Dry powdered compound 1 (16.0 g, 49.8 mmol) was dissolved in ether (300 mL) in a conical flask and HCl gas was passed through the solution till the precipitation of the white salt was complete. The precipitated solid was separated by filtration, washed with ether, dried and crystallized from ethanol to afford colourless flakes of 2. Yield 16.50g (92%); mp: 168-169 °C.

3-Pentyl-2,7-diphenylhexahydro-1,4-diazepin-5-one (3).

Powdered 2 (10.0g, 27.9 mmol ) was added, in small portions, to ice-cold concentrated H₂SO₄ (50 mL) in a conical flask equipped with a magnetic stirrer.

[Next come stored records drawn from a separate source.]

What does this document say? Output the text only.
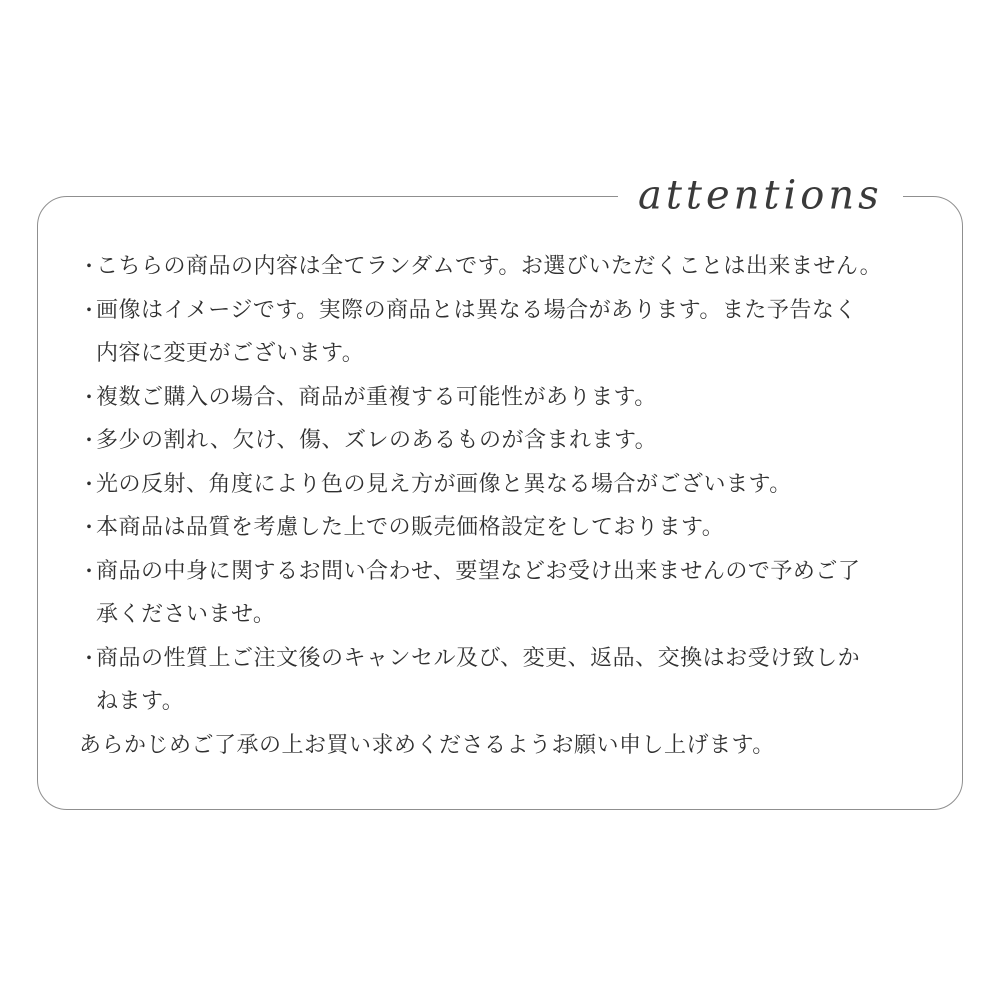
attentions
・
こちらの商品の内容は全てランダムです。お選びいただくことは出来ません。
・
画像はイメージです。実際の商品とは異なる場合があります。また予告なく
内容に変更がございます。
・
複数ご購入の場合、商品が重複する可能性があります。
・
多少の割れ、欠け、傷、ズレのあるものが含まれます。
・
光の反射、角度により色の見え方が画像と異なる場合がございます。
・
本商品は品質を考慮した上での販売価格設定をしております。
・
商品の中身に関するお問い合わせ、要望などお受け出来ませんので予めご了
承くださいませ。
・
商品の性質上ご注文後のキャンセル及び、変更、返品、交換はお受け致しか
ねます。
あらかじめご了承の上お買い求めくださるようお願い申し上げます。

After the addition was complete, the solution was allowed to equilibrate to room temperature. Sodium azide (3.0 g, 46.15 mmol) was added in portions over a period of one hour. After the addition was over, the solution was poured into crushed ice, the pH was adjusted to ~8.0 using 2N NaOH solution and the white solid separated was isolated by filtration. The solid was further purified by crystallization from benzene. Yield 6.75g (72%); mp: 149-150 °C; IR (KBr) 3206, 3084, 2958, 1674 (NHC=O), 1428, 1327, 758, 697, 538 cm^-1; ¹H-NMR (CDCl₃ ; 400 MHz) δ 7.41-7.29 (m, 10 H, Ar); 5.88 (s, 1H, CONH); 4.13 (d, 1H, H7, J=10.74 Hz); 3.77-3.67 (merged d, 1H, H2, J=7.81 Hz and m, 1H, H3); 3.14 (dd, 1H, axial H6, ³J=10.74 Hz, ²J=14.21 Hz); 2.64 (dd, 1H, equatorial H6, ³J=1.71 Hz, ²J=14.02 Hz); 2.03 (s, 1H, NH); 1.35 (m, 2H); 1.16 (m, 2H); 1.08 (m,2H); 1.04 (m,2H); 0.80 (t, ³J=7.08 Hz, 3H). ¹³C-NMR (CDCl₃) δ 176.0 (CONH), 144.8, 142.0, 128.6,127.9,127.7,127.6,126.4, 70.3, 59.7, 58.9, 47.4, 32.5, 31.1, 24.9, 22.3, 13.8.; MS (m/z, EI+) 338 (M+2), 314, 292, 118, 100, 91, 11, 55.; Elemental Analysis [Calculated (Found)]: C: 78.46 (78.86); H: 8.32 (8.45); N: 8.32 (8.31).

1,2-Diamino-1-phenylheptane dihydrochloride (4).

Dry solid 3 (5.0g, 14.9 mmol ) was added to 6N HCl (150 mL) in a 250 mL RB Flask and heated under reflux for 24 h. Upon cooling to RT, colourless crystals separated. The solution was filtered through a filter paper and washed with ether (3 x 50 mL). The aqueous layer was separated and evaporated to dryness over a water-bath. The white solid obtained was washed with ether, dried and crystallized from ethanol. Yield 3.30g, (79%); decomposition point: >230 °C; IR (KBr) 3129, 3041, 2954, 1584, 1488, 1404, 1051, 757, 696, 538 cm^-1; ¹H-NMR (DMSO-d6; 400 MHz) δ 9.05 (s, broad, 6H, NH₂·HCl); 7.67 (m, 2H, Ar); 7.48 m, 3H, Ar); 4.75 (d, 1H, H1, J=6.38 Hz); 3.82 (m, 1H, H2); 1.58 (m, 2H); 1.32 (m, 2H); 1.18 (m, 2H); 1.07 (m, 2H); 0.80 (t, 3H, J= 6.92 Hz); ¹³C-NMR (DMSO-d6; 100 MHz) δ 133.12 (Ar), 129.12 (Ar), 128.77 (2C, Ar), 128.29 (2C, Ar3), 55.73 (C1), 52.45 (C2), 30.58 (C6), 28.26 (C3), 23.86 (C4), 21.53 (C5), 13.66 (C7); MS (m/z, EI+) 281 (M+2), 277 (M-2), 207, 149, 128, 118, 106, 100, 91, 77, 55.; Elemental Analysis [Calculated (Found)]: C: 48.92 (49.13); H: 7.90 (7.98); N: 10.06 (10.22).